Langley's school trustees are expected to decide tonight whether or not to put Langley's children on a year-round education treadmill, with a few modest breaks from the classroom, instead of the lengthy summer vacation that most of us enjoyed while growing up.
Even setting aside any concerns for children and their childhood, the logistics of plunging one school district into a year-round classroom schedule while virtually all others around us maintain the traditional summer vacation will be nightmarish for many families whose yearly plans depend on at least some synchronization between their children's school breaks.
Indeed, synchronization presents a serious flaw in the proposal to pull Langley out of the mainstream.

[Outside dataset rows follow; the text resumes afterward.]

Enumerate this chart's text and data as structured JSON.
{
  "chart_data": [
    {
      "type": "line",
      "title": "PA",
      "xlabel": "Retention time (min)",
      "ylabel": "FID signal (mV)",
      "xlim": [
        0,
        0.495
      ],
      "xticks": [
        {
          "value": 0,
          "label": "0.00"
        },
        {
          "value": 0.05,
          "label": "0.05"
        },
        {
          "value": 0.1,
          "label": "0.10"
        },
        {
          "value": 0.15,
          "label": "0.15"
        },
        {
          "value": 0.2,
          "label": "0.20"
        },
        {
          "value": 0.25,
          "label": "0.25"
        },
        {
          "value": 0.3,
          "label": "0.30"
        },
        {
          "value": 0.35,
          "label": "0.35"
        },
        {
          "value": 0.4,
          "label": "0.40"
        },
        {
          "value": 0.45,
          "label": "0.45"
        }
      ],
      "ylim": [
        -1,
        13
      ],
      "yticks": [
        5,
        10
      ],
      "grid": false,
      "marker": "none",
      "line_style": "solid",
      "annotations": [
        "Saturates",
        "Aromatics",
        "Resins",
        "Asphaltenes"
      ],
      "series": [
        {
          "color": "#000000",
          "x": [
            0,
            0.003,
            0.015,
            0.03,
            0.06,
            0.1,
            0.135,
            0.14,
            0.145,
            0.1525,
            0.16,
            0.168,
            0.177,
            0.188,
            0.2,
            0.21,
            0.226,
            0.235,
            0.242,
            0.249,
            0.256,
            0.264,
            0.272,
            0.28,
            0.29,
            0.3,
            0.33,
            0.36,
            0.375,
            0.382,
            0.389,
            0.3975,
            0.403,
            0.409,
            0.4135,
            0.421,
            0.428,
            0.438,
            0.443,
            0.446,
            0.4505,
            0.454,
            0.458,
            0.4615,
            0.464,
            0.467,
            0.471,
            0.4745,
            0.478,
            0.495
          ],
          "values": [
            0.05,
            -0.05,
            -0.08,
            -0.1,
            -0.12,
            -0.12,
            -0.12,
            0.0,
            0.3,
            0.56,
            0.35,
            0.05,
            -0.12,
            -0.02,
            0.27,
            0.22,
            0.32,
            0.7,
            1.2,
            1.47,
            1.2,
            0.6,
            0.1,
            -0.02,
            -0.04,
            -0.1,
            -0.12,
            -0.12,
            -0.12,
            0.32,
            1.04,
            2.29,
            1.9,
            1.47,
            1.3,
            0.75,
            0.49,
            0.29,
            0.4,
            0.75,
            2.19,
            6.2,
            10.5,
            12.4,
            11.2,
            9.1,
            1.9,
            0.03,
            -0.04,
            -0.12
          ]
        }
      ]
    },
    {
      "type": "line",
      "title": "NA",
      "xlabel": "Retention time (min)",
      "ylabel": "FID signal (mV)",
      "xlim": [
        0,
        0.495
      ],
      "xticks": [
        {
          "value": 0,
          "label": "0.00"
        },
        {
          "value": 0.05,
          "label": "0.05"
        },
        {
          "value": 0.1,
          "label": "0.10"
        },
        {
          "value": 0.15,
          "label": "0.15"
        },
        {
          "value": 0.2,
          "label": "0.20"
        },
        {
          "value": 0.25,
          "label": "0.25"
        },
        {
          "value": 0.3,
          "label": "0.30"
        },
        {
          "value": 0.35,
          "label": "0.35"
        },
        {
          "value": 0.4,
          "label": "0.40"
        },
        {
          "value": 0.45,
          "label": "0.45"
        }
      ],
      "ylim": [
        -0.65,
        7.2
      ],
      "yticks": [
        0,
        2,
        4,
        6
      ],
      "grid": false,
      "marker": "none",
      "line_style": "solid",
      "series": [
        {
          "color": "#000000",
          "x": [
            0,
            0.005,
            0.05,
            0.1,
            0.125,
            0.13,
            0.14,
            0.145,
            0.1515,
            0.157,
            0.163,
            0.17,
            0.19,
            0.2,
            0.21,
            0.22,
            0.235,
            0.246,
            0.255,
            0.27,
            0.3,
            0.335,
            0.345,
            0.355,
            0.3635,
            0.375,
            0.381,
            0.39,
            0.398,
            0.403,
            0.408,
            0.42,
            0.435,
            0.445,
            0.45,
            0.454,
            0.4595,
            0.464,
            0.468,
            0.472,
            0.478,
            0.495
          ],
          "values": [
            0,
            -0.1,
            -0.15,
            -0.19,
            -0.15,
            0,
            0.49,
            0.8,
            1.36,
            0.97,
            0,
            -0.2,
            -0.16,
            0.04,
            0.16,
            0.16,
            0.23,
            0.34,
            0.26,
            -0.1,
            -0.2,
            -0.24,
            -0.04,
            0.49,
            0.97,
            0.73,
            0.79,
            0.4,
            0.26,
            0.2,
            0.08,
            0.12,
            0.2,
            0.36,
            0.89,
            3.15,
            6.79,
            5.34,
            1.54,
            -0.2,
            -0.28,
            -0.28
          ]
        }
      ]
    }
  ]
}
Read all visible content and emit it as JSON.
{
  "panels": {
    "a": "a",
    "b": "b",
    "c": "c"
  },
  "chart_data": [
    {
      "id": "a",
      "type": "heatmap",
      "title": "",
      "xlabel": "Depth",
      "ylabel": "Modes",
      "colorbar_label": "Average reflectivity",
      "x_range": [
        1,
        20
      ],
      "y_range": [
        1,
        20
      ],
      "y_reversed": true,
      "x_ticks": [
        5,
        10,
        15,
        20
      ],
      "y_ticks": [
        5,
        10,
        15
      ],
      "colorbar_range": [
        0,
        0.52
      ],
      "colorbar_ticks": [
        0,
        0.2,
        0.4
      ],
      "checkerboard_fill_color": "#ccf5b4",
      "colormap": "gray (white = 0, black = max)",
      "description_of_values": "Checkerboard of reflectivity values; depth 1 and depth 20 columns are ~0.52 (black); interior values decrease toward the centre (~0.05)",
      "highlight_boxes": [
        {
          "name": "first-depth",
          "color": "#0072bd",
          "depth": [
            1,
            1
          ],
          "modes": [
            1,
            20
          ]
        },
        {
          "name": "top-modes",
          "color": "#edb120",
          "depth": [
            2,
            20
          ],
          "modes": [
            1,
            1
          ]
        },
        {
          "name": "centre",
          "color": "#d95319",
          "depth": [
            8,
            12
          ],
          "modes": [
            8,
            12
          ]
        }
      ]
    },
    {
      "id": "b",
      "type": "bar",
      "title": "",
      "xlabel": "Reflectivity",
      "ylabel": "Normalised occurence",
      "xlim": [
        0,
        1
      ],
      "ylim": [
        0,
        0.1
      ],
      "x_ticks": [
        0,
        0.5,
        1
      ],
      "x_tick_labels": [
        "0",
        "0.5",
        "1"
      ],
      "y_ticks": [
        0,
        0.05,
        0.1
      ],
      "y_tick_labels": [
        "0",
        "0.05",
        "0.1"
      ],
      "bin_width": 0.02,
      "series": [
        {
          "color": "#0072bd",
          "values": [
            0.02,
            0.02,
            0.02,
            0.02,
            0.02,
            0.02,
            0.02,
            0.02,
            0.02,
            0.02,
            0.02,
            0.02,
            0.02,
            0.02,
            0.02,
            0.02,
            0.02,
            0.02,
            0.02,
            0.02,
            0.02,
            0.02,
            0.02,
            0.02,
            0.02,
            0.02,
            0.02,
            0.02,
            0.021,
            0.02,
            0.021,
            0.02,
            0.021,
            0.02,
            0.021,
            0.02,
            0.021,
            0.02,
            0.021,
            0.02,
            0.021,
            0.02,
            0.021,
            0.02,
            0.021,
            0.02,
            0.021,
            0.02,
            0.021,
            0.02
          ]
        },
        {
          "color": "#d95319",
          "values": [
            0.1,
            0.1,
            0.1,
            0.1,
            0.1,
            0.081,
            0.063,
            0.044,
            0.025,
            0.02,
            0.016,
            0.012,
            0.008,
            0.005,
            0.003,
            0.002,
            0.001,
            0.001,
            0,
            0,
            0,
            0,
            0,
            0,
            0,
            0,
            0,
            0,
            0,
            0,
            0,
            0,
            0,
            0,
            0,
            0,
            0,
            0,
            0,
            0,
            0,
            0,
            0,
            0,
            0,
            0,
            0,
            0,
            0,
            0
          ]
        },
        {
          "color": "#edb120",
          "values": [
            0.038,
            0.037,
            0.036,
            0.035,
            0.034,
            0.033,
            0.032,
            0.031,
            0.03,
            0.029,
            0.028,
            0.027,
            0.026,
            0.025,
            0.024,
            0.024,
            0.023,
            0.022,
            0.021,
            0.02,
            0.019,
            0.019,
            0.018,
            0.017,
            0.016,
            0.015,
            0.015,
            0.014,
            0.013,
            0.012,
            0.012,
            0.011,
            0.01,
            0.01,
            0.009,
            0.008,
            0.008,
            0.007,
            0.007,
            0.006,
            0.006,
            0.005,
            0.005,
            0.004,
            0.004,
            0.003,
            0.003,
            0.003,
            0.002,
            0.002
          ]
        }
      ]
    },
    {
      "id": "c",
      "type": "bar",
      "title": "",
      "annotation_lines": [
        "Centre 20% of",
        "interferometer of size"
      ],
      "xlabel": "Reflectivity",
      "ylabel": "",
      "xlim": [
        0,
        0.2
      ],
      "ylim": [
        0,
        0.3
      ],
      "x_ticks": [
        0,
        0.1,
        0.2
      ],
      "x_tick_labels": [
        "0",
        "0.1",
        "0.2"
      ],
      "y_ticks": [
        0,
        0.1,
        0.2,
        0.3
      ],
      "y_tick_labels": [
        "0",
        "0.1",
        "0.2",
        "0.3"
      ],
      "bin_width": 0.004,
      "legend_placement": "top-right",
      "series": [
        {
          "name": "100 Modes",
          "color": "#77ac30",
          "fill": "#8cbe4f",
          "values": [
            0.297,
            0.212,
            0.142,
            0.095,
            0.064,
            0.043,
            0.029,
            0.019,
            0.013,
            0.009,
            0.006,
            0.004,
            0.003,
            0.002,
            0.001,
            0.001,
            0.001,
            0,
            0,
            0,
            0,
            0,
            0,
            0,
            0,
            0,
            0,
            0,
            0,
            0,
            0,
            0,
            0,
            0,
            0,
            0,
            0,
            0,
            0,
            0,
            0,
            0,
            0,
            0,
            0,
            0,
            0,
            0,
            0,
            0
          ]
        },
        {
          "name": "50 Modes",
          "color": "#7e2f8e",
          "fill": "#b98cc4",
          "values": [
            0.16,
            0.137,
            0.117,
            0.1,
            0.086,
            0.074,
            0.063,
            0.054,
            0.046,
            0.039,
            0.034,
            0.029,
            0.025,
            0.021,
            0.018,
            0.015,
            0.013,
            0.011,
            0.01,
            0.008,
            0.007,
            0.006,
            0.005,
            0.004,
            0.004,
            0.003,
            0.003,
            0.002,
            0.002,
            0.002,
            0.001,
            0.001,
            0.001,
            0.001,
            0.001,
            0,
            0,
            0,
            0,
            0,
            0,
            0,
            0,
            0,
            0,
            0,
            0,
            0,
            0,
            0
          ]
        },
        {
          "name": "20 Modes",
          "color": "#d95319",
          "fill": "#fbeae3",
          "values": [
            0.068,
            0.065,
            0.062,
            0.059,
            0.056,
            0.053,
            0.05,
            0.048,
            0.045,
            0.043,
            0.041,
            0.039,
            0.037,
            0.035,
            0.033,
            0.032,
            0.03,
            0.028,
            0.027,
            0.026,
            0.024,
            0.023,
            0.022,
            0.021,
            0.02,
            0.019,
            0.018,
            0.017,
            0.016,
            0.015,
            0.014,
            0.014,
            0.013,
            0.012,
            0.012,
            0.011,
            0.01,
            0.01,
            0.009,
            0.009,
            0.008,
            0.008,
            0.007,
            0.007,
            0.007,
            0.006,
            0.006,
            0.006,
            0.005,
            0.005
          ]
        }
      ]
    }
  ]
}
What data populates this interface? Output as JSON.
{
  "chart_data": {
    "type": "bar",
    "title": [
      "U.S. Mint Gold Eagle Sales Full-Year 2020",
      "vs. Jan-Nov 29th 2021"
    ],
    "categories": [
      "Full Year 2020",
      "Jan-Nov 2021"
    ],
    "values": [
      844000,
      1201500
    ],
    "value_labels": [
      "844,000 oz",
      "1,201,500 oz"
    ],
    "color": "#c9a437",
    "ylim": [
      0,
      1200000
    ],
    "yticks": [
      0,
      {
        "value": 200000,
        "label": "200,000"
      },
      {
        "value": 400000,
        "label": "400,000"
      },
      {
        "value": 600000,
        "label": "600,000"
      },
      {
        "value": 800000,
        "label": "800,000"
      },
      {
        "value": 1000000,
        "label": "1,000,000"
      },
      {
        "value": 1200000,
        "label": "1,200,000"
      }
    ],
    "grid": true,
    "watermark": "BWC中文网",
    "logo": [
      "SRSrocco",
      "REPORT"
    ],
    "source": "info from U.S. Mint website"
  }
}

Kids who might have opportunities for acquiring summer jobs outside of Langley will be out of sync with other communities.
Likewise, potential summer employers will find their opportunities to share specialized experiences dramatically reduced. Not every kid in Langley will be a perfect fit for every part-time job available in Langley - and many local employers will have their own families operating on non-Langley school schedules.
And the weather has some significant steps in this dance. We tend not to get the dramatically nasty weather that other climes experience - but July and August are really the only months when kids can reasonably expect to get some serious outside time.
At the very least, this sort of decision should be regional or provincial.
The final decision in Langley will rest with a small group of men and women who have been entrusted with the educational well-being of our children.
Let's hope they haven't forgotten how much they were able to learn outside the classroom during their own journey into adulthood.